The scene one day after a high school shooting is depressingly familiar to anyone who watches the evening news: frightened-looking students huddled in groups, angry parents descending on the campus demanding tightened security, and administrators pleading for calm.
But the day after two teenagers were wounded in a drive-by shooting on the periphery of Culver City High School, the scene was extraordinary because, on the surface, everything was so ordinary.
Parents dropped off children at the curb Thursday. Lone students walked to school as usual. Teachers marched inside to begin their lessons.
"It's pretty normal," said Rosalind LaBriola, the assistant principal of Culver City Middle School, which is next door to the high school. "It was pretty normal [Wednesday] after what happened."
Two boys--one of whom had been expelled from school, the other a student at a nearby continuation school--were waiting for friends in front of the school's auditorium Wednesday when a group of young men drove up and opened fire, police said. One boy, age 16, was hit in the shoulder; the other, a 15-year-old, was shot in the leg, police said. Neither has been identified.

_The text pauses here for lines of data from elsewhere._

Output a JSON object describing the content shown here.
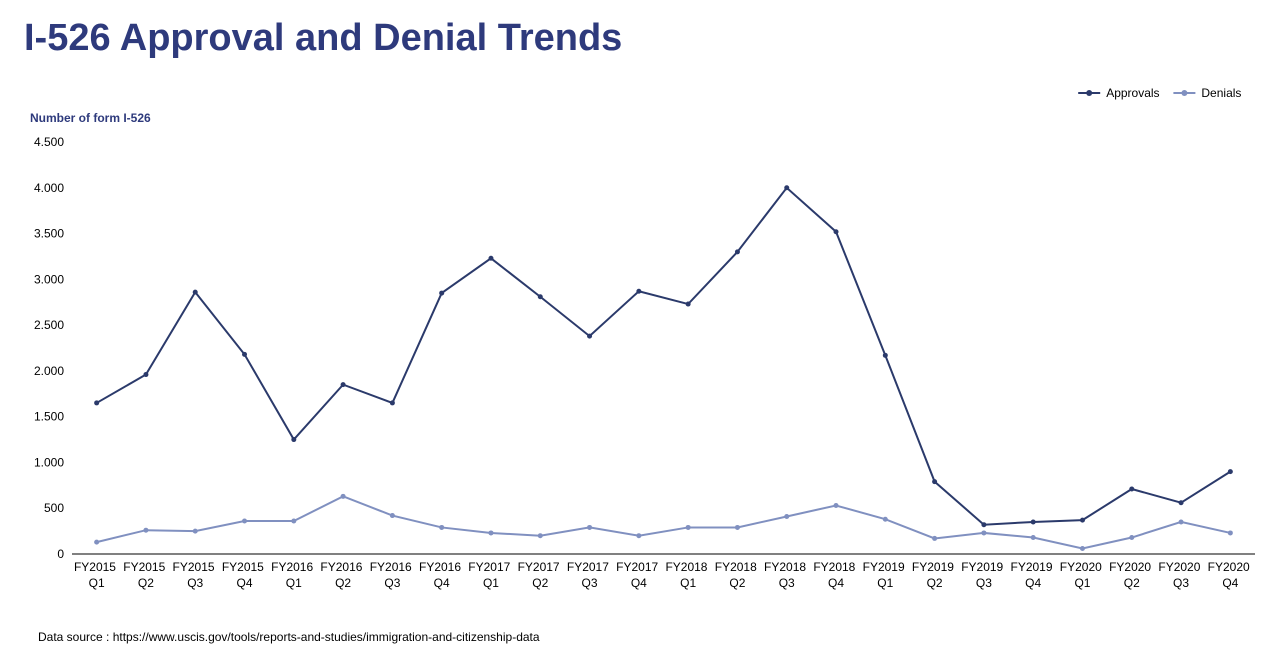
{
  "chart_data": {
    "type": "line",
    "title": "I-526 Approval and Denial Trends",
    "y_label": "Number of form I-526",
    "source": "Data source : https://www.uscis.gov/tools/reports-and-studies/immigration-and-citizenship-data",
    "categories": [
      "FY2015 Q1",
      "FY2015 Q2",
      "FY2015 Q3",
      "FY2015 Q4",
      "FY2016 Q1",
      "FY2016 Q2",
      "FY2016 Q3",
      "FY2016 Q4",
      "FY2017 Q1",
      "FY2017 Q2",
      "FY2017 Q3",
      "FY2017 Q4",
      "FY2018 Q1",
      "FY2018 Q2",
      "FY2018 Q3",
      "FY2018 Q4",
      "FY2019 Q1",
      "FY2019 Q2",
      "FY2019 Q3",
      "FY2019 Q4",
      "FY2020 Q1",
      "FY2020 Q2",
      "FY2020 Q3",
      "FY2020 Q4"
    ],
    "series": [
      {
        "name": "Approvals",
        "color": "#2b3a6b",
        "values": [
          1650,
          1960,
          2860,
          2180,
          1250,
          1850,
          1650,
          2850,
          3230,
          2810,
          2380,
          2870,
          2730,
          3300,
          4000,
          3520,
          2170,
          790,
          320,
          350,
          370,
          710,
          560,
          900
        ]
      },
      {
        "name": "Denials",
        "color": "#8090c0",
        "values": [
          130,
          260,
          250,
          360,
          360,
          630,
          420,
          290,
          230,
          200,
          290,
          200,
          290,
          290,
          410,
          530,
          380,
          170,
          230,
          180,
          60,
          180,
          350,
          230
        ]
      }
    ],
    "ylim": [
      0,
      4500
    ],
    "yticks": [
      0,
      500,
      {
        "value": 1000,
        "label": "1.000"
      },
      {
        "value": 1500,
        "label": "1.500"
      },
      {
        "value": 2000,
        "label": "2.000"
      },
      {
        "value": 2500,
        "label": "2.500"
      },
      {
        "value": 3000,
        "label": "3.000"
      },
      {
        "value": 3500,
        "label": "3.500"
      },
      {
        "value": 4000,
        "label": "4.000"
      },
      {
        "value": 4500,
        "label": "4.500"
      }
    ],
    "grid": false,
    "legend": "top-right"
  }
}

No arrests had been made Thursday, and detectives were investigating the possibility that the incident was gang-related.
Whether it was a testament to their faith in a relatively safe community and school or a statement about society's acceptance of pervasive violence, parents and students in Culver City went about business as usual.
"What else can you do?" asked Linda Finley, 46, as she accompanied her 15-year-old son, Stephen, into school for a prearranged conference. "This is something you can't really control--who ever would expect something like this?"

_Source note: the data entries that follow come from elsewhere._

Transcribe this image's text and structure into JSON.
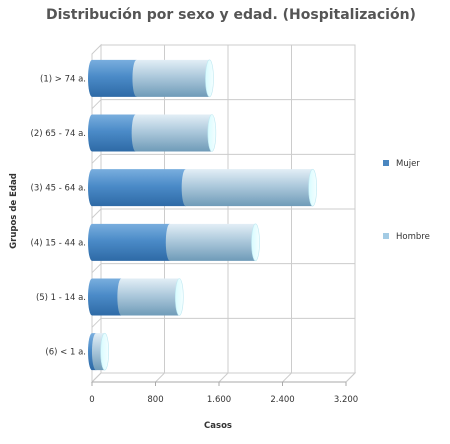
{
  "chart_data": {
    "type": "bar",
    "orientation": "horizontal",
    "stacked": true,
    "style": "3d-cylinder",
    "title": "Distribución por sexo y edad. (Hospitalización)",
    "xlabel": "Casos",
    "ylabel": "Grupos de Edad",
    "xlim": [
      0,
      3200
    ],
    "xticks": [
      "0",
      "800",
      "1.600",
      "2.400",
      "3.200"
    ],
    "xtick_values": [
      0,
      800,
      1600,
      2400,
      3200
    ],
    "grid": true,
    "legend_position": "right",
    "categories": [
      "(1) > 74 a.",
      "(2) 65 - 74 a.",
      "(3) 45 - 64 a.",
      "(4) 15 - 44 a.",
      "(5) 1 - 14 a.",
      "(6) < 1 a."
    ],
    "series": [
      {
        "name": "Mujer",
        "color": "#4a86c0",
        "values": [
          560,
          550,
          1180,
          980,
          370,
          50
        ]
      },
      {
        "name": "Hombre",
        "color": "#a3cbe4",
        "values": [
          920,
          960,
          1600,
          1080,
          730,
          110
        ]
      }
    ]
  }
}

Had it not been for her meeting, Finley added, she would have dropped Stephen off as usual--perhaps adding a few words about being safe to her regular goodbye.

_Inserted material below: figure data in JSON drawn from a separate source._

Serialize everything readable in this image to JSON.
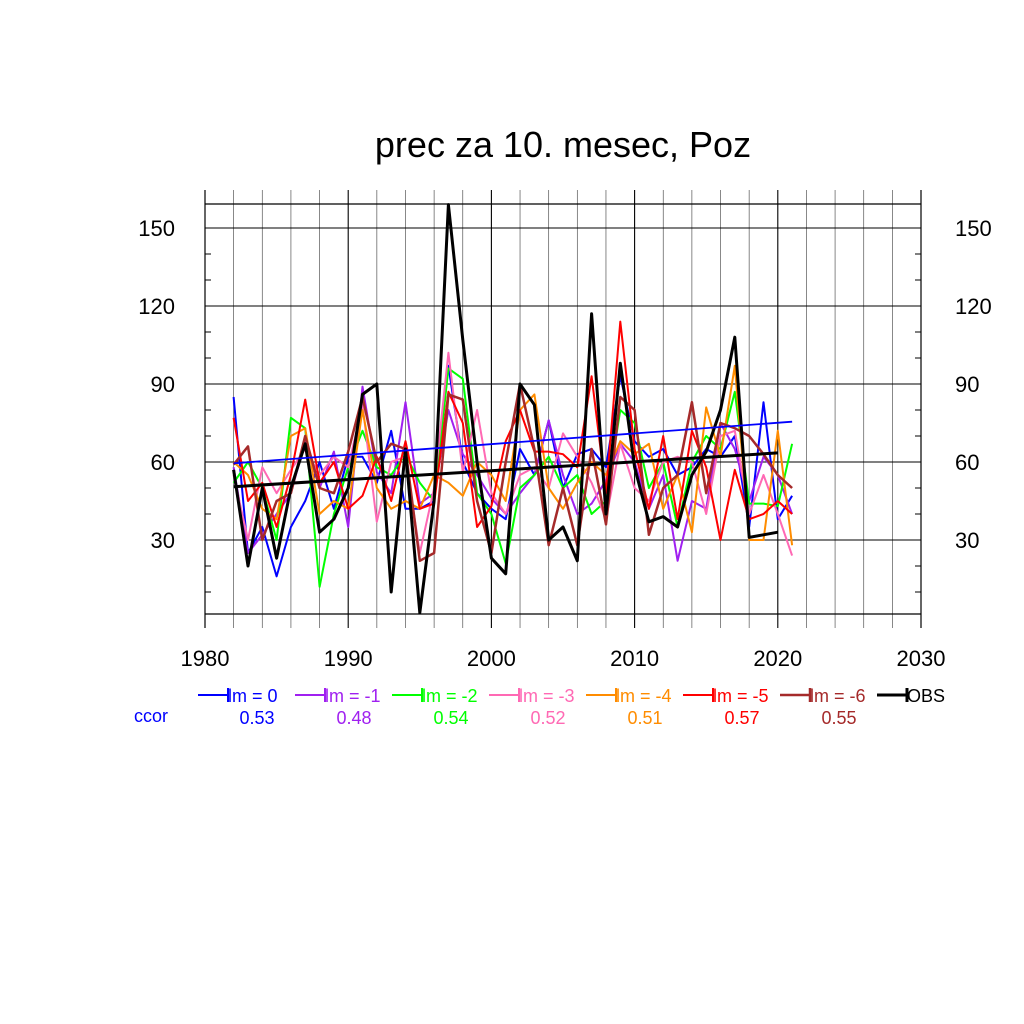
{
  "chart_data": {
    "type": "line",
    "title": "prec za 10. mesec, Poz",
    "xlabel": "",
    "ylabel": "",
    "xlim": [
      1980,
      2030
    ],
    "ylim": [
      0,
      160
    ],
    "x_ticks": [
      1980,
      1990,
      2000,
      2010,
      2020,
      2030
    ],
    "y_ticks": [
      30,
      60,
      90,
      120,
      150
    ],
    "grid": true,
    "legend_placement": "bottom",
    "ccor_label": "ccor",
    "years": [
      1982,
      1983,
      1984,
      1985,
      1986,
      1987,
      1988,
      1989,
      1990,
      1991,
      1992,
      1993,
      1994,
      1995,
      1996,
      1997,
      1998,
      1999,
      2000,
      2001,
      2002,
      2003,
      2004,
      2005,
      2006,
      2007,
      2008,
      2009,
      2010,
      2011,
      2012,
      2013,
      2014,
      2015,
      2016,
      2017,
      2018,
      2019,
      2020,
      2021
    ],
    "series": [
      {
        "name": "lm = 0",
        "ccor": "0.53",
        "color": "#0000ff",
        "width": 2,
        "values": [
          85,
          25,
          35,
          16,
          35,
          45,
          60,
          42,
          62,
          62,
          52,
          72,
          42,
          42,
          45,
          97,
          60,
          48,
          42,
          38,
          65,
          55,
          76,
          50,
          63,
          65,
          58,
          93,
          68,
          62,
          65,
          55,
          58,
          65,
          62,
          70,
          35,
          83,
          38,
          47
        ],
        "trend": [
          59.5,
          75.5
        ]
      },
      {
        "name": "lm = -1",
        "ccor": "0.48",
        "color": "#a020f0",
        "width": 2,
        "values": [
          58,
          25,
          32,
          40,
          48,
          68,
          50,
          64,
          35,
          89,
          56,
          48,
          83,
          44,
          48,
          80,
          63,
          55,
          46,
          40,
          48,
          55,
          76,
          55,
          40,
          44,
          53,
          67,
          60,
          42,
          55,
          22,
          45,
          42,
          75,
          65,
          45,
          62,
          55,
          40
        ]
      },
      {
        "name": "lm = -2",
        "ccor": "0.54",
        "color": "#00ff00",
        "width": 2,
        "values": [
          52,
          60,
          50,
          30,
          77,
          73,
          12,
          40,
          58,
          72,
          58,
          55,
          63,
          52,
          45,
          96,
          92,
          48,
          40,
          21,
          50,
          55,
          62,
          50,
          55,
          40,
          45,
          80,
          75,
          50,
          60,
          35,
          60,
          70,
          65,
          87,
          44,
          44,
          43,
          67
        ]
      },
      {
        "name": "lm = -3",
        "ccor": "0.52",
        "color": "#ff69b4",
        "width": 2,
        "values": [
          55,
          30,
          58,
          48,
          57,
          65,
          55,
          62,
          58,
          82,
          37,
          60,
          62,
          25,
          50,
          102,
          56,
          80,
          48,
          40,
          55,
          58,
          50,
          71,
          62,
          52,
          38,
          67,
          50,
          45,
          60,
          62,
          60,
          40,
          70,
          72,
          40,
          55,
          40,
          24
        ]
      },
      {
        "name": "lm = -4",
        "ccor": "0.51",
        "color": "#ff8c00",
        "width": 2,
        "values": [
          60,
          55,
          42,
          38,
          70,
          73,
          40,
          45,
          42,
          80,
          50,
          42,
          45,
          42,
          55,
          52,
          47,
          60,
          55,
          45,
          80,
          86,
          50,
          42,
          52,
          60,
          55,
          68,
          63,
          67,
          42,
          55,
          33,
          81,
          62,
          97,
          30,
          30,
          72,
          28
        ]
      },
      {
        "name": "lm = -5",
        "ccor": "0.57",
        "color": "#ff0000",
        "width": 2,
        "values": [
          77,
          45,
          52,
          35,
          55,
          84,
          52,
          60,
          42,
          47,
          62,
          45,
          68,
          42,
          44,
          87,
          75,
          35,
          43,
          68,
          80,
          64,
          64,
          63,
          58,
          93,
          48,
          114,
          65,
          42,
          70,
          38,
          72,
          58,
          30,
          57,
          38,
          40,
          45,
          40
        ]
      },
      {
        "name": "lm = -6",
        "ccor": "0.55",
        "color": "#a52a2a",
        "width": 2.5,
        "values": [
          59,
          66,
          30,
          45,
          48,
          70,
          50,
          48,
          64,
          85,
          60,
          67,
          65,
          22,
          25,
          86,
          84,
          45,
          25,
          60,
          90,
          65,
          28,
          50,
          28,
          65,
          36,
          85,
          80,
          32,
          50,
          55,
          83,
          48,
          75,
          73,
          70,
          63,
          55,
          50
        ]
      },
      {
        "name": "OBS",
        "ccor": "",
        "color": "#000000",
        "width": 3,
        "values": [
          57,
          20,
          50,
          23,
          50,
          67,
          33,
          38,
          50,
          86,
          90,
          10,
          65,
          2,
          45,
          159,
          107,
          60,
          23,
          17,
          90,
          82,
          30,
          35,
          22,
          117,
          40,
          98,
          58,
          37,
          39,
          35,
          55,
          64,
          80,
          108,
          31,
          32,
          33,
          null
        ],
        "trend": [
          50.5,
          63.5
        ]
      }
    ]
  }
}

The Culver City Unified School District is providing optional counseling and sending home a letter from the school superintendent describing the incident and attempting to reassure parents.
It was the first campus shooting in the district's 49-year history, the letter says.
"We still feel that we have a safe campus," said Culver City High Principal Marvin Brown. "This could have happened down the street just as easily. I can't safeguard the streets. I can only limit who comes in and out of the school."
The ethnically and socioeconomically diverse city of 40,000, whose borders stretch from Marina del Rey to Southwest Los Angeles, reported only four homicides in 1996, the latest year for which complete crime figures are available.
Just before the 7:50 a.m. first bell, Alexandra Torres and Amber Lane, both 15, leaned against the metal fence around a grassy area in front of the school, nonchalantly watching as the steady parade of students made their way inside.
They were not afraid, they said, even if their mothers were a bit more circumspect.
Amber's mother was driving by the school Wednesday when she saw the ambulances. She ran to the school to find out what had happened, Amber said, and was held inside along with the students, waiting for police to give the official word that it was safe to leave.
Alexandra said her mother offered to let her stay home Thursday, but the first-year high schooler declined. "She said in case it happens again, but I said it could happen any time," Alexandra said. "I'd have to come back sooner or later."
So wary or not, both mothers sent their daughters to school as usual; both daughters, as usual, stood right outside in the open until the last possible minute and then dashed inside to begin their day.
Pat Rosby jumped out of her car to kiss and hug her 17-year-old son, Jonathan, goodbye--only a slight deviation from their usual routine.
The only other change was an extra plea to God for Jonathan's safety and the safety of all the students who would pass through the front gates Thursday morning.
"You can just pray," Rosby said. "That's the only thing you can do."